The captured genomes from both experiments included both DNA and RNA viruses ranging in size from 5 kb to 161 kb. Eight viruses were covered completely, while 12 had more than 90 percent coverage.
Next, the researchers tested whether the assay could detect viruses even if they diverged significantly from the reference genome. To do this, they tested ViroCap on anelloviruses, which are single-stranded DNA viruses that have a common genome structure but could have between 30 percent to 50 percent sequence diversity among separate species. They ran the assay on samples positive for anellovirus that had been previously characterized.
The capture sequencing protocol was able to generate anellovirus contigs longer than 1 kb. The contigs ranged from 58 percent to 98 percent similar to the reference genomes.
Kristine Wylie said there were two keys to detecting divergent viral genomes. The first was a function of the assay design, which accounted for all known variation. In addition, the researchers tiled capture probes across the viral genomes to include highly conserved regions, which likely also enabled detection of genomes that shared little sequence homology to known viruses.
The second key is just a function of hybridization technology itself that allows for inexact matches, she said. "If we have a probe that's 100 bp, not every nucleotide needs to match," she said. "It allows us to be a little less stringent than PCR."
Todd Wylie added that bioinformatics techniques also enabled heterogeneous viruses to be captured with just a 200-mb panel.
The team also assessed how specific the panel was for viruses, as opposed to capturing and enriching for human or bacterial genomic information. They found that on average, about 5 percent to 6 percent of reads aligned to non-viral genomes. They attributed some of the off-target reads to the fact that the libraries had been handled by humans during the incubation, dilution, and amplification steps.

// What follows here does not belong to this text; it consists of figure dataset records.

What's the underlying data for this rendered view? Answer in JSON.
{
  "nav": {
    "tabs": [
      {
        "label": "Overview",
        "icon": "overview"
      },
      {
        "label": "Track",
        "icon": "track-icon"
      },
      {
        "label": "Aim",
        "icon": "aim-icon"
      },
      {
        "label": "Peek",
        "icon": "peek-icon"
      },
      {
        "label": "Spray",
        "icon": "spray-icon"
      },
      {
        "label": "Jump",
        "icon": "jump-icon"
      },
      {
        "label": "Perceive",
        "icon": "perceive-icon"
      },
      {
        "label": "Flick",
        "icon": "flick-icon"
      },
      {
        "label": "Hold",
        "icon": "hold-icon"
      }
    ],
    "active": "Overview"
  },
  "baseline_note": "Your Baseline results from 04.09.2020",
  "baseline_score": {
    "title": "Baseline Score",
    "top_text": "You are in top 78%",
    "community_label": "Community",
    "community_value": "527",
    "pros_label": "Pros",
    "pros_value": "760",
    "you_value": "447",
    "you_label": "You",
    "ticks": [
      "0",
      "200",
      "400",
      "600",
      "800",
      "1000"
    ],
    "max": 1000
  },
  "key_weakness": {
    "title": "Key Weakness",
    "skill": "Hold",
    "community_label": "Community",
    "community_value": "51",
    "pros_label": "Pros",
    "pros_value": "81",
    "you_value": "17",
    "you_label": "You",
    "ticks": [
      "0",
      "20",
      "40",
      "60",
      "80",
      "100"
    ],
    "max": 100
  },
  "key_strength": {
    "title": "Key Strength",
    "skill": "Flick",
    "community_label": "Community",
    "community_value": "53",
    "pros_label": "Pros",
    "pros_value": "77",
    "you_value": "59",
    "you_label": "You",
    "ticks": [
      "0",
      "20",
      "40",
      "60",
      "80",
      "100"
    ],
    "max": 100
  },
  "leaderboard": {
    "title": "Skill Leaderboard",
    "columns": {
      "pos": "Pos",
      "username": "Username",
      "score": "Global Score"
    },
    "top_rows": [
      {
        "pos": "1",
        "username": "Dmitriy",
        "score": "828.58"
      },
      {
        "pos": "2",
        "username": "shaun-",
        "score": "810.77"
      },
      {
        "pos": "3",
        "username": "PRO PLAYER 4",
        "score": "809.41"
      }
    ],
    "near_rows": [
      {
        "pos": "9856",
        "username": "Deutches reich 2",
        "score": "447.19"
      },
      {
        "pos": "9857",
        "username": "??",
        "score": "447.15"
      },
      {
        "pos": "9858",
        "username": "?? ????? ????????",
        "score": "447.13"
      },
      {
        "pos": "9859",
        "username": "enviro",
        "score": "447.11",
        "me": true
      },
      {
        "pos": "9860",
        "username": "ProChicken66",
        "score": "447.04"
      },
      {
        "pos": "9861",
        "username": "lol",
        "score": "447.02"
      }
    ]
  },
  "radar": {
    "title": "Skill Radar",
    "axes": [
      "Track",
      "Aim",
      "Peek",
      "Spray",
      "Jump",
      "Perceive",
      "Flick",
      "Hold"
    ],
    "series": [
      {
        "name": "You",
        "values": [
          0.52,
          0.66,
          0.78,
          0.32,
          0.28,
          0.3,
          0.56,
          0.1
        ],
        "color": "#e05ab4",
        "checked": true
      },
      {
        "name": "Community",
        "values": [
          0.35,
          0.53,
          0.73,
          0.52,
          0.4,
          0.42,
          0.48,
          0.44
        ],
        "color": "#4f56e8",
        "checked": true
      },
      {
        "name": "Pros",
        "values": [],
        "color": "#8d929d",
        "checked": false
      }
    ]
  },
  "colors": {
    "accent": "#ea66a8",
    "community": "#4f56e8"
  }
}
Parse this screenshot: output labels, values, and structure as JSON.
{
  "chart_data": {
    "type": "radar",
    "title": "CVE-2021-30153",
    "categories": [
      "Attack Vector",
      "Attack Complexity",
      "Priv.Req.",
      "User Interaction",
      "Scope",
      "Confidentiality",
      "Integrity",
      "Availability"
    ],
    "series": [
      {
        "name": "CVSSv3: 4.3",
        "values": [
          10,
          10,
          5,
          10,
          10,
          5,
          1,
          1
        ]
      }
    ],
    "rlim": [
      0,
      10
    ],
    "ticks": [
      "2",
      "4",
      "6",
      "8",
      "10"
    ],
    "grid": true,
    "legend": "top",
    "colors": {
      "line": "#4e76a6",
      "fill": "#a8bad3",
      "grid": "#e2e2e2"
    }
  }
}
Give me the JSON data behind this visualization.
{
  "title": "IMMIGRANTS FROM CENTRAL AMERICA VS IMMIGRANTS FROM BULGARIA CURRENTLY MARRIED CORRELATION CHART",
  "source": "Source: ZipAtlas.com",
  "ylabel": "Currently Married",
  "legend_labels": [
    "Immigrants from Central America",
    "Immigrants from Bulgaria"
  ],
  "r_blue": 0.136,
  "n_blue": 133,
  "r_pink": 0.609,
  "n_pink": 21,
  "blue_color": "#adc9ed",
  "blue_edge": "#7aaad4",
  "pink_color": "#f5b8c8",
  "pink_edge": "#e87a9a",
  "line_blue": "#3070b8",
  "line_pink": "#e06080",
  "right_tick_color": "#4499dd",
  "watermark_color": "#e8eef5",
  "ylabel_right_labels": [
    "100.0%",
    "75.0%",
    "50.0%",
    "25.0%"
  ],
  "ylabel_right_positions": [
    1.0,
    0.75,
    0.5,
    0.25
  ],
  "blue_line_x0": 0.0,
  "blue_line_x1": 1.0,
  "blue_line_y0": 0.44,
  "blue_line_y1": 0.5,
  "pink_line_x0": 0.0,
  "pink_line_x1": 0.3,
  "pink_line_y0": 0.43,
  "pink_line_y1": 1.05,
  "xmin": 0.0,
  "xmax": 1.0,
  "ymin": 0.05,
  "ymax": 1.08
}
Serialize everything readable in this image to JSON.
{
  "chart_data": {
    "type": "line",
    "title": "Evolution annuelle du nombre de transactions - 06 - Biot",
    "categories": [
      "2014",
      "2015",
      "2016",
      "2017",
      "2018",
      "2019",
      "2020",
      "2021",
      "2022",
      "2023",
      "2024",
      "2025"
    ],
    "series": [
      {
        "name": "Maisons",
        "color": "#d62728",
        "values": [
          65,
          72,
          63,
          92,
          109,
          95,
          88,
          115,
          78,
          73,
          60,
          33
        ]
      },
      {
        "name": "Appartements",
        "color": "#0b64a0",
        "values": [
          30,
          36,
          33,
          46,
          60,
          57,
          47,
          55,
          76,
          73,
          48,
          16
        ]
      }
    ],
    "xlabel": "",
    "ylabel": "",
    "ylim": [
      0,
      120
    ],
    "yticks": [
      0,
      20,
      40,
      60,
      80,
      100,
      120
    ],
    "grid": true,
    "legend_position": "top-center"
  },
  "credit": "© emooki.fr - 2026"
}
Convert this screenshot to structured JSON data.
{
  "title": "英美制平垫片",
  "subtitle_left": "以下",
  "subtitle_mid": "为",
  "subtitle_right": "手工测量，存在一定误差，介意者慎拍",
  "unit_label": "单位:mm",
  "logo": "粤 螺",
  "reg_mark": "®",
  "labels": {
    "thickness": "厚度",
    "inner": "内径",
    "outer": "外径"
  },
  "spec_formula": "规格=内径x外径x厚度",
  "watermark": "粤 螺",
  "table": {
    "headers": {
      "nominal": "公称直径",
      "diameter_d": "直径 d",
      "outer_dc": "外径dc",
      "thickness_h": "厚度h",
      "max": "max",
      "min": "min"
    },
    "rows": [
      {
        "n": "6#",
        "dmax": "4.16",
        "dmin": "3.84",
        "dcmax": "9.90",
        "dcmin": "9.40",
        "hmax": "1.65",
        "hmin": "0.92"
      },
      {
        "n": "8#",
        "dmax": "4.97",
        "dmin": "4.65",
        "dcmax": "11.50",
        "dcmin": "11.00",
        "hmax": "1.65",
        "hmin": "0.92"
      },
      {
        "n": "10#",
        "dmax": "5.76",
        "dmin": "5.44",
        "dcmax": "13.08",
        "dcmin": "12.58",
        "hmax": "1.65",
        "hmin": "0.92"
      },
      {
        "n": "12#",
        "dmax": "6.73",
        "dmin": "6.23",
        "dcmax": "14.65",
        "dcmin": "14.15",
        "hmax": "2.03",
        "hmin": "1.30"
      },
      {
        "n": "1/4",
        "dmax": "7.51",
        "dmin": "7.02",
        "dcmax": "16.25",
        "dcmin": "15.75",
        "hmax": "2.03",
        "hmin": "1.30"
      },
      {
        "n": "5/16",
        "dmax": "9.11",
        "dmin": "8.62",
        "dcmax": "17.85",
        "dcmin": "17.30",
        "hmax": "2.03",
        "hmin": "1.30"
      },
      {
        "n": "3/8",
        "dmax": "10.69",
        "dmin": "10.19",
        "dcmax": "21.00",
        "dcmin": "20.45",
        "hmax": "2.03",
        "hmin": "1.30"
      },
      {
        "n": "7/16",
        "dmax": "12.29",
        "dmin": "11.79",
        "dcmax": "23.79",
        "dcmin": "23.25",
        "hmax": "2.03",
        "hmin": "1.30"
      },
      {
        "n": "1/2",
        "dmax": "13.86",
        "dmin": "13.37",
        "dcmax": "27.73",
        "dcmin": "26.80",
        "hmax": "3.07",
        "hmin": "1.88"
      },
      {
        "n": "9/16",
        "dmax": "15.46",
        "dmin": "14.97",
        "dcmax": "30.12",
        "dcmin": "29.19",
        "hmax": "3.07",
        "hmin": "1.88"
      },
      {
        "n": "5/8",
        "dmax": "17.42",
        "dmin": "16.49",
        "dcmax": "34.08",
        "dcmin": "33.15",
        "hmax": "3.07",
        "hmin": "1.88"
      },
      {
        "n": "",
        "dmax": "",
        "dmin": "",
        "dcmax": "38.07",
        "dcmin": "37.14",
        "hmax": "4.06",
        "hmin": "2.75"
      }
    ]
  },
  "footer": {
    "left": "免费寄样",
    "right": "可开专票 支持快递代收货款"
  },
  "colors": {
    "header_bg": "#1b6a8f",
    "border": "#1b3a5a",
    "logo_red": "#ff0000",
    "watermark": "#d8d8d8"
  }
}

The ViroCap assay is publicly available and the researchers plan to update it periodically with new viral sequences. The team does not plan to commercialize it.
In the future, the researchers plan to use the assay to continue supporting their clinical research studies, including a project to characterize the viromes of children in both developing and developed countries to see how they compare. "We're just starting to get a view of what a normal virome looks like," Kristine Wylie said. She added that one of the group's relatively surprising findings is that asymptomatic kids are "loaded with viruses."
Another potential avenue for the research would be to design more syndrome-specific panels. "We've cast a wide net with our panel," Todd Wylie said, but because the design of the panel is open access, researchers could "take a subset of that and make a much cheaper panel" — one that focuses on respiratory viruses, for instance.